I mean, you certainly weren’t raised in a Target.
You laugh at your own pun out loud, to the dismay of the teenage girl waiting for you to stop taking up half the aisle with your cart. What she doesn’t know is that you will now begin to debate 4 different bronzers with only 1 in stock for the next few minutes, cart still in place. This isn’t your first makeup aisle standoff and you won’t back down until you’ve researched each one a little bit on your phone before just giving up and picking another dusty-mauve lipstick. No one’s a hero in the beauty aisles- we’re all just trying to grab something before it sells out or before the teens get to it first.
Checkout is here. This wasn’t that bad, you think. Remember that time you convinced yourself that you needed the same pair of sandals in two different colors and also an entire new sheet set and an adult coloring book and a shower curtain and salt and pepper shakers and teeth whitening strips and also a family-sized bag of Reese’s Pieces? Could have been way worse.

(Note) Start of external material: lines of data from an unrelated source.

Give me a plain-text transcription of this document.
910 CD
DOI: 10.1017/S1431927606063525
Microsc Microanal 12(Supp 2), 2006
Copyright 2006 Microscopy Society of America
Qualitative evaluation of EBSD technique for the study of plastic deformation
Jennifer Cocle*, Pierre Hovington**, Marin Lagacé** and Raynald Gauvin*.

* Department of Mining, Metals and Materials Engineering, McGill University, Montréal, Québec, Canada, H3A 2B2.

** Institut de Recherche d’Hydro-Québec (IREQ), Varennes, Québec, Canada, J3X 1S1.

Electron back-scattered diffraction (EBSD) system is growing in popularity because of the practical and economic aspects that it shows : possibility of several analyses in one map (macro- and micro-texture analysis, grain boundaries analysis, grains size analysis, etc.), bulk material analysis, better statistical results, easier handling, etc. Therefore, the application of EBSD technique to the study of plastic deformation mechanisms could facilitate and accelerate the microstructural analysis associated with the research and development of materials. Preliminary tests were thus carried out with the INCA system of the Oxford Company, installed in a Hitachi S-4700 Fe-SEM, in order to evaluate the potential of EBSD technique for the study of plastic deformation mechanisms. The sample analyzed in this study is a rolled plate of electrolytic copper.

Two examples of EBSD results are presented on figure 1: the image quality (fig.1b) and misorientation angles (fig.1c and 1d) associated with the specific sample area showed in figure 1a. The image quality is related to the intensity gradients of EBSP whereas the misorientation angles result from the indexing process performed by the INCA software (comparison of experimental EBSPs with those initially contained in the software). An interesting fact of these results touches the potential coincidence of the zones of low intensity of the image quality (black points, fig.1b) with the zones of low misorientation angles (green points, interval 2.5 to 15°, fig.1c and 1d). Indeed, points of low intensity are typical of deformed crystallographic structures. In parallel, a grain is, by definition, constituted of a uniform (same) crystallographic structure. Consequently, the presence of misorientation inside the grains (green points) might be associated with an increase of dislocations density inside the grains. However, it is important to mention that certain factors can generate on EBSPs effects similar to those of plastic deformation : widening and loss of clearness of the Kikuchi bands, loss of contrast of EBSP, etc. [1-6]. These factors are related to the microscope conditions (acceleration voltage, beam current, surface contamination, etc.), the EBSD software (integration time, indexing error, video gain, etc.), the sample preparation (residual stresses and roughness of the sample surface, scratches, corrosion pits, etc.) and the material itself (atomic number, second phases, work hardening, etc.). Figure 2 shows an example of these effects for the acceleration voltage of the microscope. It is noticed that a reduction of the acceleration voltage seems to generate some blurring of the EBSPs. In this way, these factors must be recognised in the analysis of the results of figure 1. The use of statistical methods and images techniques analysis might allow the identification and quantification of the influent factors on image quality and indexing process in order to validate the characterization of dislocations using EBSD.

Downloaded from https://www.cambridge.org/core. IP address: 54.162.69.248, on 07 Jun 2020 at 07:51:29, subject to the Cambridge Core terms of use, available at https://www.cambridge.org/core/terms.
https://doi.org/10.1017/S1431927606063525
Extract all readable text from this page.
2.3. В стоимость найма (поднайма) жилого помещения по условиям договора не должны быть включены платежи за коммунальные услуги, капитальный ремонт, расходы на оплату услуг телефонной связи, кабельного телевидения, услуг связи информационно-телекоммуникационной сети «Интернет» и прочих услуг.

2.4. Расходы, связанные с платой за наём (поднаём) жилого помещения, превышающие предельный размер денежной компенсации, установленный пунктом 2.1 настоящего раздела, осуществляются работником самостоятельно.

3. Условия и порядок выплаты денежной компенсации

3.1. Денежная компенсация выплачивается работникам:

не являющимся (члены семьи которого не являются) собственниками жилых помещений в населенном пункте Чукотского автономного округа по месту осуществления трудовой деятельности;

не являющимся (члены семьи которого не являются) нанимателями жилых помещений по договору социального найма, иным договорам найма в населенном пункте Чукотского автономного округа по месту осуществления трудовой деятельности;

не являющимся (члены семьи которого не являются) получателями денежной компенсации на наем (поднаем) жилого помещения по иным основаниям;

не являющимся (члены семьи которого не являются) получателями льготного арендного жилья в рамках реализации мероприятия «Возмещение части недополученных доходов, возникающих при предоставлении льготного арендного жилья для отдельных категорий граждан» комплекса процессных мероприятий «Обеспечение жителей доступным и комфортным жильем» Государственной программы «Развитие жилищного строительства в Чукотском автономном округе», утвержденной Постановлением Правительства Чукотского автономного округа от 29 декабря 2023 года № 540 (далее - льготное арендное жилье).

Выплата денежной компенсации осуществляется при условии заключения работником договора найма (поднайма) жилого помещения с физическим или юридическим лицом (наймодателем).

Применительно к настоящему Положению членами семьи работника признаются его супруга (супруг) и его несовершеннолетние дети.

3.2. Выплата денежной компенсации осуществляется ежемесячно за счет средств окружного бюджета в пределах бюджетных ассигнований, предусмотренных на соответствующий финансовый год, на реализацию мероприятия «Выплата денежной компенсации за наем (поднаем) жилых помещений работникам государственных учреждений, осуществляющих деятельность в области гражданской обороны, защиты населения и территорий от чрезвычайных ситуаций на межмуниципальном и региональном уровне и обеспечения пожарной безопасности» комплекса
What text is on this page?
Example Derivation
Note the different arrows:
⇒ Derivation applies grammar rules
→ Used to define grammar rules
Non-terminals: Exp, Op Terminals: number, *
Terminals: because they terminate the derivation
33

In line, your head is a little woozy from all the joy. How can one store contain so many things you love? You didn’t even visit the clearance accessories, test the throw pillows, or read all the witty birthday cards, because by now you’re hungry and your internal voice that told you, “don’t budge on your budget!” is loud. Checkout locks you in to this decision. And sure, there could be more lanes open, but you’ve come this far and you can’t turn back. This is Target, where abandoned carts are never around, because no one’s going to leave with just toothpaste.
You know it’s not about the toothpaste— it was never about the toothpaste. You go to open your wallet and the friendly cashier asks you if you’d like to apply for the RedCard, as you flash yours, already-in-hand, like a proud club member. The walk back to your car is blissful, tossing your Starbucks cup into a bright red trashcan.
Even the trashcans are cheery here. Is that a metaphor somehow?
“Maybe someday I’ll love a man as much as I love @target,” you tweet later that night, jokingly, right before squeezing your new toothpaste to your brush. You chuckle, but also catch yourself slightly believing your own logic.
If Target was a man, he’d have everything you need. He’d be so helpful and so handy. Your wedding colors would be red and white and you could actually be wheeled down the aisle in a shopping cart. Your cake would be iced to look like a clearance sticker and you’d have one of those cute bull terriers with the logo on his eye as your ring bearer.
Wait, snap out of it. Ring bearer. For the rings. Rings? Why can’t you shake the thought of rings?
Oh yeah, the ring dish you bought. Remember that? You guiltily look over to your dresser, remembering you actually already own a ring dish.
You know, you didn’t even visit the jewelry this time – I wonder if Target carries your ring size?